The 19th-ranked Wolverines scored 1123 points, 307 points more than the second-place team, in a meet where the competition was not as strong as in past contests.

“I don’t worry so much as whether it’s a big meet or not a big meet,” Michigan coach Jim Richardson said. “It’s 25 yards, and there is water. You’ve got a chance to work on something and try to improve something, and that’s what we’re always trying to do.”

Leading the way for the Wolverines was senior Margaret Kelly, who, over the two-day period, won the 200-yard butterfly, 200-yard individual medley and 50-yard freestyle. She was also a member of all of the Wolverines’ winning freestyle relays.

Senior Emily Brunemann, the 2008 NCAA champion in the 1,650-yard freestyle, did not swim the event. But senior Emily Hanson stepped up and won the event for Michigan, capturing a NCAA consideration time of 16:38.28.

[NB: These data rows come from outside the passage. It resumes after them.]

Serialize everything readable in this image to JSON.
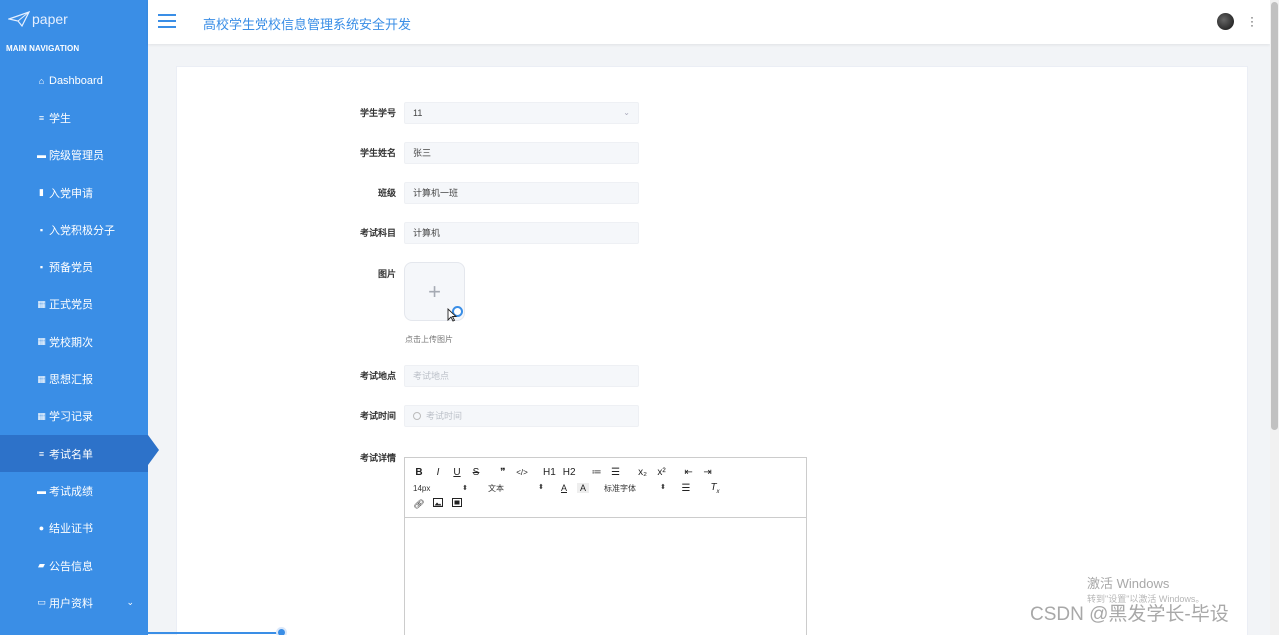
{
  "sidebar": {
    "brand": "paper",
    "nav_title": "MAIN NAVIGATION",
    "items": [
      {
        "label": "Dashboard",
        "icon": "home-icon"
      },
      {
        "label": "学生",
        "icon": "list-icon"
      },
      {
        "label": "院级管理员",
        "icon": "card-icon"
      },
      {
        "label": "入党申请",
        "icon": "chart-icon"
      },
      {
        "label": "入党积极分子",
        "icon": "clipboard-icon"
      },
      {
        "label": "预备党员",
        "icon": "clipboard-icon"
      },
      {
        "label": "正式党员",
        "icon": "grid-icon"
      },
      {
        "label": "党校期次",
        "icon": "grid-icon"
      },
      {
        "label": "思想汇报",
        "icon": "grid-icon"
      },
      {
        "label": "学习记录",
        "icon": "grid-icon"
      },
      {
        "label": "考试名单",
        "icon": "list-icon",
        "active": true
      },
      {
        "label": "考试成绩",
        "icon": "monitor-icon"
      },
      {
        "label": "结业证书",
        "icon": "user-icon"
      },
      {
        "label": "公告信息",
        "icon": "chat-icon"
      },
      {
        "label": "用户资料",
        "icon": "window-icon",
        "expandable": true
      }
    ]
  },
  "header": {
    "title": "高校学生党校信息管理系统安全开发"
  },
  "form": {
    "student_id": {
      "label": "学生学号",
      "value": "11"
    },
    "student_name": {
      "label": "学生姓名",
      "value": "张三"
    },
    "class": {
      "label": "班级",
      "value": "计算机一班"
    },
    "subject": {
      "label": "考试科目",
      "value": "计算机"
    },
    "image": {
      "label": "图片",
      "hint": "点击上传图片"
    },
    "location": {
      "label": "考试地点",
      "placeholder": "考试地点"
    },
    "time": {
      "label": "考试时间",
      "placeholder": "考试时间"
    },
    "details": {
      "label": "考试详情"
    }
  },
  "editor": {
    "toolbar_row1": [
      "B",
      "I",
      "U",
      "S",
      "❞",
      "</>",
      "H1",
      "H2",
      "≔",
      "☰",
      "x₂",
      "x²",
      "⇤",
      "⇥"
    ],
    "font_size": "14px",
    "header_type": "文本",
    "font_family": "标准字体",
    "colors": {
      "border": "#cccccc"
    }
  },
  "watermark": {
    "activate_title": "激活 Windows",
    "activate_sub": "转到\"设置\"以激活 Windows。",
    "csdn": "CSDN @黑发学长-毕设"
  },
  "colors": {
    "primary": "#3a8ee6",
    "sidebar_active": "#2d72c9"
  }
}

“It feels really good,” Hanson said through the Michigan Athletic Department. “Bruno (Emily Brunemann) wasn’t there, and she always pushes me. Friday gave me an opportunity to see where I was at. I’ve been training real well all season and gotten pretty consistent results.”

About eight Wolverines were half tapered for this meet, meaning they were somewhat rested. The rest of the team is continuing a strenuous training regimen.

“It’s not a full taper,” Richardson said. “We don’t believe that we need to rest a whole lot at this point in the season because of the nature of the training that we’re doing. It’s enough to get a good glimpse of where people are right now and what their potential can be at the end of the season.”

At the beginning of the year, Richardson and his staff decided to increase the Wolverines’ weightlifting load, hoping that it would make the team stronger and ultimately faster.

“It was a conscious decision we made this year to try and make improvements, and that was one area we felt we could improve,” Richardson said. “We felt like we could be stronger, and if we do a good job of transferring that strength into power, then we have a better than average chance of swimming faster by the end of the year.”

The strength that they have built and are still building was evident, considering how easily the Wolverines dominated their opponents.

Michigan’s chemistry and camaraderie was also apparent during the meet. The swimmers were constantly slapping hands, laughing and just generally having a good time on the deck.

“I am having an absolute blast,” Hanson said. “Our team is such a tight-knit group. There’s still a lot left to the season, but I am having a lot of fun.”